А еще навалились воспоминания.
Наш с Машкой танец. Ссора и совершенно убийственный поцелуй, который вытряс из меня всю душу.
И эти треклятые засосы, которые я ей наставил.
Да, трижды прав был Витёк, когда говорил, что не стоит мне приближаться к бывшей жене. Что надо наблюдать со стороны, присмотреться хорошенько.
Что нужно составить план, и уже по нему действовать.
Но я свой план успешно скурил еще в самом зародыше.
Не смог сдержаться. Выше моих сил было смотреть на то, как мою Маруську танцует левый мужик.
Вот и сорвался. Стоило Вите, сторожившему меня как верный цербер, уйти танцевать с женой, как я сорвался и потопал к Машке.
Хотелось хоть пять минут подержать ее в своих объятиях. Вдохнуть родной запах. Стереть с нежной кожи прикосновения чужих рук.
Думал, позволю себе эту маленькую слабость, потом отпущу Машку и вернусь за свой наблюдательный пункт.
Только какой там.
Стоило обнять любимую, почувствовать, как она краснеет и дрожит в моих руках — и всё, понеслась звезда по кочкам.
Остапа унесло так, что остановить его бы не смог даже несущийся на полной скорости грузовик.
Ноги сами собой понесли меня к жене, а руки закрыли дверь дамской уборной.

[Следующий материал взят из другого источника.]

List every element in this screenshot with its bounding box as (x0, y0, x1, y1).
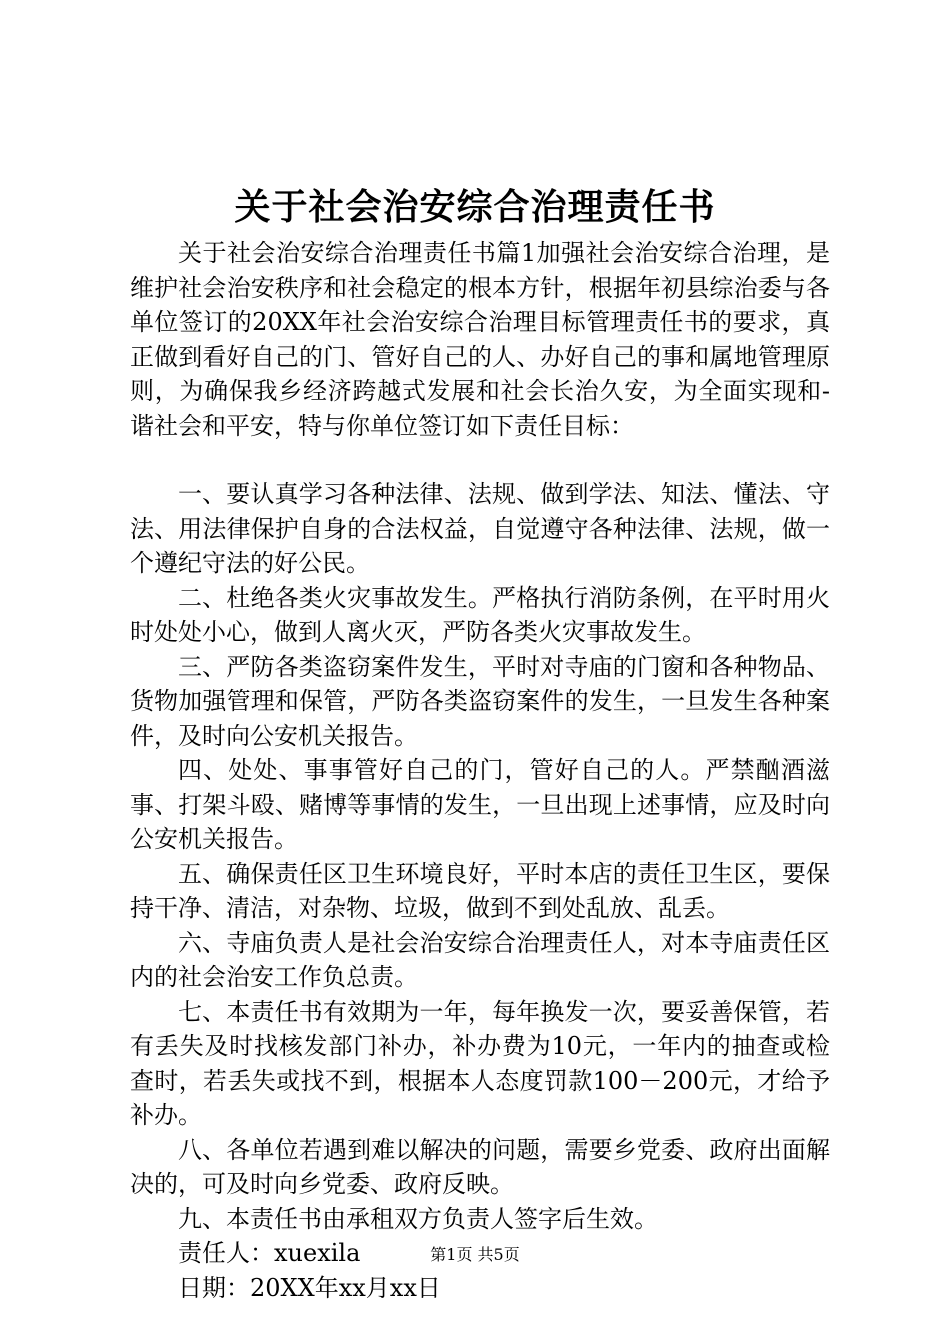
responsible-person-line: 责任人：xuexila (178, 1239, 361, 1267)
date-line: 日期：20XX年xx月xx日 (178, 1273, 441, 1302)
document-title: 关于社会治安综合治理责任书 (234, 186, 716, 228)
page-number-footer: 第1页 共5页 (430, 1245, 520, 1264)
clause-2-paragraph: 二、杜绝各类火灾事故发生。严格执行消防条例，在平时用火时处处小心，做到人离火灭，严防各类火灾事故发生。 (130, 583, 830, 646)
clause-8-paragraph: 八、各单位若遇到难以解决的问题，需要乡党委、政府出面解决的，可及时向乡党委、政府反映。 (130, 1135, 830, 1198)
intro-paragraph: 关于社会治安综合治理责任书篇1加强社会治安综合治理，是维护社会治安秩序和社会稳定的根本方针，根据年初县综治委与各单位签订的20XX年社会治安综合治理目标管理责任书的要求，真正做到看好自己的门、管好自己的人、办好自己的事和属地管理原则，为确保我乡经济跨越式发展和社会长治久安，为全面实现和-谐社会和平安，特与你单位签订如下责任目标： (130, 239, 830, 440)
clause-1-paragraph: 一、要认真学习各种法律、法规、做到学法、知法、懂法、守法、用法律保护自身的合法权益，自觉遵守各种法律、法规，做一个遵纪守法的好公民。 (130, 480, 830, 577)
document-body (130, 236, 830, 1305)
clause-5-paragraph: 五、确保责任区卫生环境良好，平时本店的责任卫生区，要保持干净、清洁，对杂物、垃圾，做到不到处乱放、乱丢。 (130, 859, 830, 922)
clause-9-paragraph: 九、本责任书由承租双方负责人签字后生效。 (178, 1204, 658, 1233)
clause-6-paragraph: 六、寺庙负责人是社会治安综合治理责任人，对本寺庙责任区内的社会治安工作负总责。 (130, 928, 830, 991)
clause-3-paragraph: 三、严防各类盗窃案件发生，平时对寺庙的门窗和各种物品、货物加强管理和保管，严防各类盗窃案件的发生，一旦发生各种案件，及时向公安机关报告。 (130, 652, 830, 750)
clause-7-paragraph: 七、本责任书有效期为一年，每年换发一次，要妥善保管，若有丢失及时找核发部门补办，补办费为10元，一年内的抽查或检查时，若丢失或找不到，根据本人态度罚款100－200元，才给予补办。 (130, 997, 830, 1129)
clause-4-paragraph: 四、处处、事事管好自己的门，管好自己的人。严禁酗酒滋事、打架斗殴、赌博等事情的发生，一旦出现上述事情，应及时向公安机关报告。 (130, 756, 830, 853)
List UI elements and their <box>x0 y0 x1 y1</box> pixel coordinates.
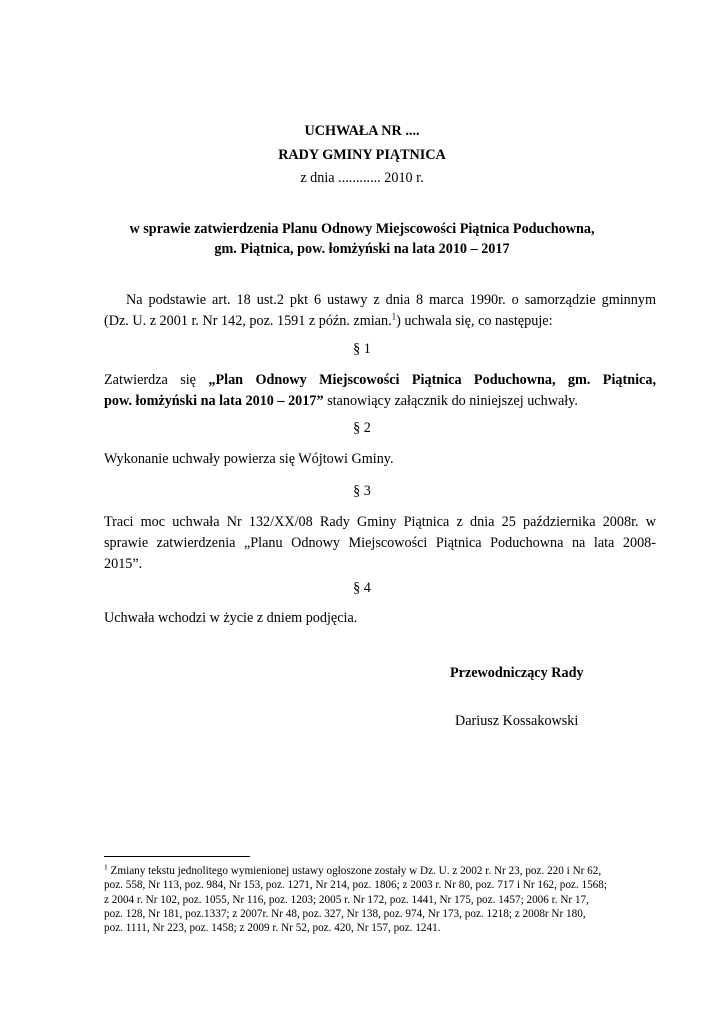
section-2-line-1: Wykonanie uchwały powierza się Wójtowi Gminy. <box>104 451 394 467</box>
section-mark-4: § 4 <box>353 580 371 596</box>
section-1-text <box>104 370 656 412</box>
section-4-line-1: Uchwała wchodzi w życie z dniem podjęcia. <box>104 610 358 626</box>
section-1-rest: stanowiący załącznik do niniejszej uchwały. <box>323 393 578 409</box>
footnote-line-5: poz. 1111, Nr 223, poz. 1458; z 2009 r. Nr 52, poz. 420, Nr 157, poz. 1241. <box>104 922 441 935</box>
footnote-number: 1 <box>104 862 108 872</box>
footnote-line-2: poz. 558, Nr 113, poz. 984, Nr 153, poz. 1271, Nr 214, poz. 1806; z 2003 r. Nr 80, poz. 717 i Nr 162, poz. 1568; <box>104 879 607 892</box>
section-1-line-1 <box>104 370 656 391</box>
plan-title-part-1: „Plan Odnowy Miejscowości Piątnica Poduchowna, gm. Piątnica, <box>208 372 656 388</box>
footnote-line-4: poz. 128, Nr 181, poz.1337; z 2007r. Nr 48, poz. 327, Nr 138, poz. 974, Nr 173, poz. 1218; z 2008r Nr 180, <box>104 907 586 920</box>
footnote-text-1: Zmiany tekstu jednolitego wymienionej ustawy ogłoszone zostały w Dz. U. z 2002 r. Nr 23, poz. 220 i Nr 62, <box>107 865 602 877</box>
resolution-title: UCHWAŁA NR .... <box>304 123 420 139</box>
signature-role: Przewodniczący Rady <box>450 665 584 681</box>
section-3-line-2: sprawie zatwierdzenia „Planu Odnowy Miejscowości Piątnica Poduchowna na lata 2008- <box>104 535 656 551</box>
section-2-text <box>104 449 656 470</box>
footnote-line-3: z 2004 r. Nr 102, poz. 1055, Nr 116, poz. 1203; 2005 r. Nr 172, poz. 1441, Nr 175, poz. 1457; 2006 r. Nr 17, <box>104 893 589 906</box>
footnote-separator <box>104 856 250 857</box>
preamble-line-1: Na podstawie art. 18 ust.2 pkt 6 ustawy z dnia 8 marca 1990r. o samorządzie gminnym <box>126 292 656 308</box>
footnote <box>104 864 656 935</box>
preamble-enactment: ) uchwala się, co następuje: <box>396 313 553 329</box>
preamble-line-2 <box>104 311 656 332</box>
subject-line-2: gm. Piątnica, pow. łomżyński na lata 2010 – 2017 <box>214 241 510 257</box>
section-mark-1: § 1 <box>353 341 371 357</box>
section-1-prefix: Zatwierdza się <box>104 372 196 388</box>
section-mark-2: § 2 <box>353 420 371 436</box>
section-3-text <box>104 512 656 575</box>
section-1-line-2 <box>104 391 656 412</box>
section-mark-3: § 3 <box>353 483 371 499</box>
resolution-date: z dnia ............ 2010 r. <box>300 170 424 186</box>
signature-name: Dariusz Kossakowski <box>455 713 579 729</box>
footnote-reference: 1 <box>391 311 397 322</box>
preamble-citation: (Dz. U. z 2001 r. Nr 142, poz. 1591 z późn. zmian. <box>104 313 392 329</box>
council-name: RADY GMINY PIĄTNICA <box>278 147 446 163</box>
section-4-text <box>104 608 656 629</box>
subject-line-1: w sprawie zatwierdzenia Planu Odnowy Miejscowości Piątnica Poduchowna, <box>129 221 595 237</box>
footnote-line-1 <box>104 864 656 878</box>
section-3-line-1: Traci moc uchwała Nr 132/XX/08 Rady Gminy Piątnica z dnia 25 października 2008r. w <box>104 514 656 530</box>
preamble <box>104 290 656 332</box>
section-3-line-3: 2015”. <box>104 556 143 572</box>
plan-title-part-2: pow. łomżyński na lata 2010 – 2017” <box>104 393 324 409</box>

А потом мои мозги совсем отказали.
Черт, меня даже в молодости так не штырило, как в тот момент. Особенно сильно вставило, когда Машка начала мне отвечать.
Да еще так страстно. И пофиг на прокушенную губу. Боли я даже не почувствовал.
Зато ощутил всю сотню оттенков райского наслаждения.
Кукуха от этого всего моментально улетела отдыхать на юг, а я добрался до тела обожаемой женщины.
Чуть не завыл, когда добрался ее до груди. Такой идеальной в своем совершенстве.
А потом был нокаут…
Когда Маруська сначала кончила, а потом призналась, что я единственный мужчина в ее жизни.
От такого признания у меня выпрямились последние извилины.
Захотелось сграбастать мою девочку в охапку, утащить в свою берлогу и там любить до потери пульса.
До тех пор, пока она не признается, что любит и хочет только меня.
Но вместо этого Маруська встала на дыбы и заявила, что сейчас вернется к своему удоду, и этой же ночью ляжет с ним в койку.
Ну и меня накрыло от этих слов. Сорвался. Действуя почти на голых рефлексах, пометил мою девочку засосами.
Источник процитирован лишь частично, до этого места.